The curvature extraction is a sophisticated problem, there are a lot of complications, like rotation of the leaf on the image, scale changes, complex boundaries, problems of axis alignment and segmentation errors.
To compute the curvature function integral measure is used.
The idea is to measure the area of intersection of a circle centered at a contour point and the area inside of the contour.
According to the measure the histogram can be constructed.
Let’s consider a case with two radios of the circle, than there are 2 histograms for 2 different scales.
The histograms of fine-scale values differ for each column and the coarse-scale values histograms differ for each row. The shape can be characterized by using both histograms together.
In the approach described in the paper a lot of different radios are used.
And as the result, there are the same number of the histogram.
The name of the approach is Multiscale curvature measures.
All the histograms are gathered together and result is presented on the slide.
Radios is increasing from red diagram to the blue. And on the image the changing in values can be seen.
The result is the HoCS feature, which is used to describe the specific shape of a leaf.
The HoCS method has a lot of advantages. The main are:
- Fast
- Invariant to rotation
- Not requiring alignment
- Insensitive to small segmentation and discretization errors
- Independent of the topological complexity
When the HoCS feature is extracted, comparison (or identification) have to be done. For the purpose the nearest neighbors search is used.

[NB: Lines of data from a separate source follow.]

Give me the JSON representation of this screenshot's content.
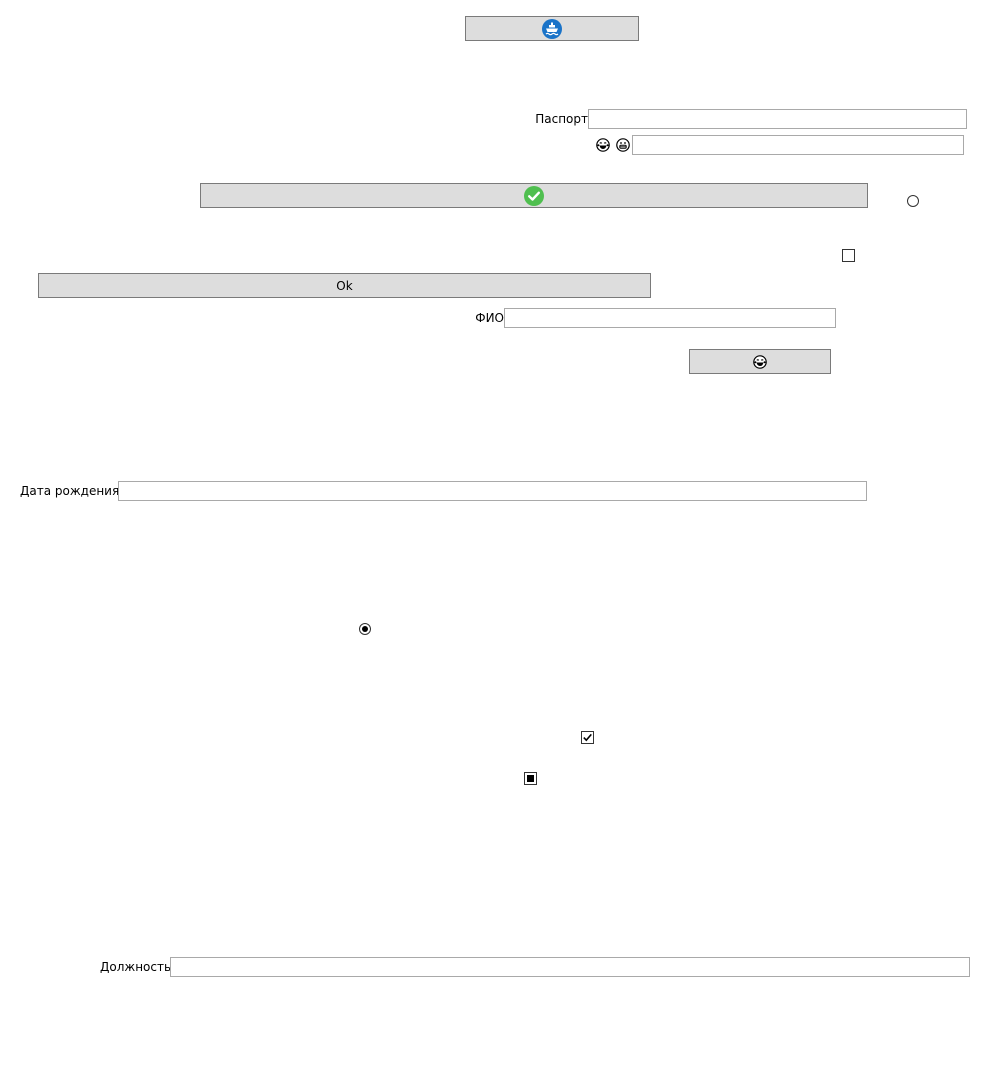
{
  "buttons": {
    "top_icon": "ship-icon",
    "wide_icon": "check-circle-icon",
    "ok_label": "Ok",
    "small_icon": "laugh-tears-icon"
  },
  "fields": {
    "passport_label": "Паспорт",
    "passport_value": "",
    "emoji_row_icons": [
      "laugh-tears-icon",
      "grin-icon"
    ],
    "emoji_value": "",
    "fio_label": "ФИО",
    "fio_value": "",
    "birth_label": "Дата рождения",
    "birth_value": "",
    "position_label": "Должность",
    "position_value": ""
  },
  "controls": {
    "radio_top_checked": false,
    "checkbox_top_checked": false,
    "radio_mid_checked": true,
    "checkbox_checked_state": "checked",
    "checkbox_indeterminate_state": "indeterminate"
  },
  "colors": {
    "button_bg": "#dddddd",
    "button_border": "#7a7a7a",
    "ship_blue": "#1a73c8",
    "check_green": "#4fbf4f"
  }
}
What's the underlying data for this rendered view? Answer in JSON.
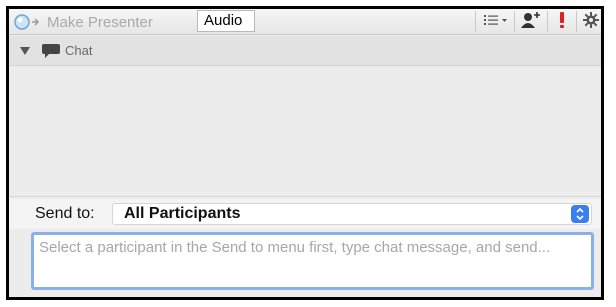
{
  "toolbar": {
    "make_presenter_label": "Make Presenter",
    "audio_label": "Audio",
    "icons": [
      "presenter-icon",
      "list-menu-icon",
      "add-participant-icon",
      "alert-icon",
      "gear-icon"
    ],
    "colors": {
      "alert": "#e02020",
      "presenter_ball": "#6aa6d8"
    }
  },
  "chat": {
    "header_title": "Chat",
    "messages": []
  },
  "send_to": {
    "label": "Send to:",
    "selected": "All Participants",
    "stepper_color": "#3a7ef0"
  },
  "message_input": {
    "placeholder": "Select a participant in the Send to menu first, type chat message, and send...",
    "value": "",
    "focus_ring_color": "#8ab0ec"
  }
}
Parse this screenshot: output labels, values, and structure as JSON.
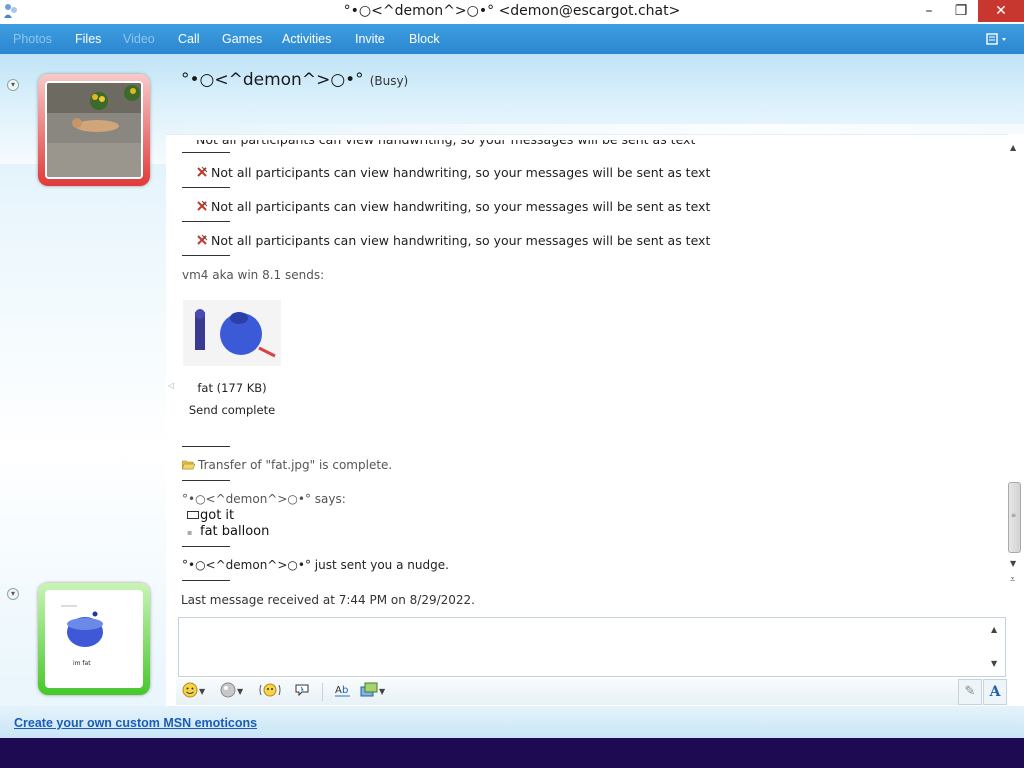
{
  "window": {
    "title": "°•○<^demon^>○•° <demon@escargot.chat>",
    "minimize": "–",
    "maximize": "❐",
    "close": "✕"
  },
  "menu": {
    "items": [
      {
        "label": "Photos",
        "enabled": false
      },
      {
        "label": "Files",
        "enabled": true
      },
      {
        "label": "Video",
        "enabled": false
      },
      {
        "label": "Call",
        "enabled": true
      },
      {
        "label": "Games",
        "enabled": true
      },
      {
        "label": "Activities",
        "enabled": true
      },
      {
        "label": "Invite",
        "enabled": true
      },
      {
        "label": "Block",
        "enabled": true
      }
    ],
    "options_icon": "menu-options-icon"
  },
  "contact": {
    "name": "°•○<^demon^>○•°",
    "status": "(Busy)"
  },
  "conversation": {
    "system_messages": [
      "Not all participants can view handwriting, so your messages will be sent as text",
      "Not all participants can view handwriting, so your messages will be sent as text",
      "Not all participants can view handwriting, so your messages will be sent as text",
      "Not all participants can view handwriting, so your messages will be sent as text"
    ],
    "sender_line": "vm4 aka win 8.1 sends:",
    "file": {
      "name": "fat (177 KB)",
      "status": "Send complete"
    },
    "transfer_notice": "Transfer of \"fat.jpg\" is complete.",
    "says_line": "°•○<^demon^>○•° says:",
    "messages": [
      "got it",
      "fat balloon"
    ],
    "nudge": "°•○<^demon^>○•° just sent you a nudge.",
    "last_received": "Last message received at 7:44 PM on 8/29/2022."
  },
  "user_picture": {
    "caption": "im fat"
  },
  "footer": {
    "custom_emoticons_link": "Create your own custom MSN emoticons"
  },
  "colors": {
    "menubar": "#2b86cf",
    "contact_frame_busy": "#e13a3a",
    "user_frame_online": "#47c72c",
    "taskbar": "#1d0a52",
    "link": "#1c5cb8"
  }
}
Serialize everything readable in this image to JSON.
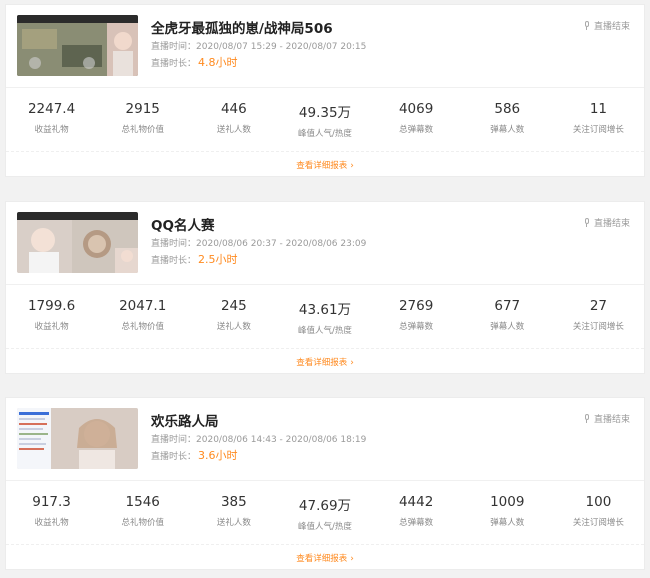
{
  "status_label": "直播结束",
  "time_prefix": "直播时间：",
  "duration_prefix": "直播时长：",
  "report_label": "查看详细报表",
  "stat_labels": [
    "收益礼物",
    "总礼物价值",
    "送礼人数",
    "峰值人气/热度",
    "总弹幕数",
    "弹幕人数",
    "关注订阅增长"
  ],
  "sessions": [
    {
      "title": "全虎牙最孤独的崽/战神局506",
      "time_range": "2020/08/07 15:29 - 2020/08/07 20:15",
      "duration": "4.8小时",
      "stats": [
        "2247.4",
        "2915",
        "446",
        "49.35万",
        "4069",
        "586",
        "11"
      ]
    },
    {
      "title": "QQ名人赛",
      "time_range": "2020/08/06 20:37 - 2020/08/06 23:09",
      "duration": "2.5小时",
      "stats": [
        "1799.6",
        "2047.1",
        "245",
        "43.61万",
        "2769",
        "677",
        "27"
      ]
    },
    {
      "title": "欢乐路人局",
      "time_range": "2020/08/06 14:43 - 2020/08/06 18:19",
      "duration": "3.6小时",
      "stats": [
        "917.3",
        "1546",
        "385",
        "47.69万",
        "4442",
        "1009",
        "100"
      ]
    }
  ],
  "colors": {
    "accent": "#ff8a1f",
    "muted": "#9a9a9a"
  }
}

Database consist of 23,915 lab images and 5,129 mobile phone images.
The difficult in the comparison small inter-species variation against the large intra-species.
On the slide the different leaves of the same plant (Broussonettia papyrifera) are presented as an example.
The histograms are normalized and compared using the formula (on the slide).
B is the bin of the histogram (21 bins per scale of 525 values), N - feature dimensionality (25 scales).
Then the result of the comparison is put into increasing order.
The search takes only 0,31 seconds. And top 25 results are be presented to the user.
To talk about an accuracy of the recognition, the resulted graph is presented.
The first match in the rank is right in 69% of the cases,
And in 93% of the cases user can find the right result in the top 5 matches.
The recognition system can be extended in different aspects, applying for the other objects.
The application can be used in education system, to study botanic for instance.
The application widen its identification area from America to the other continents.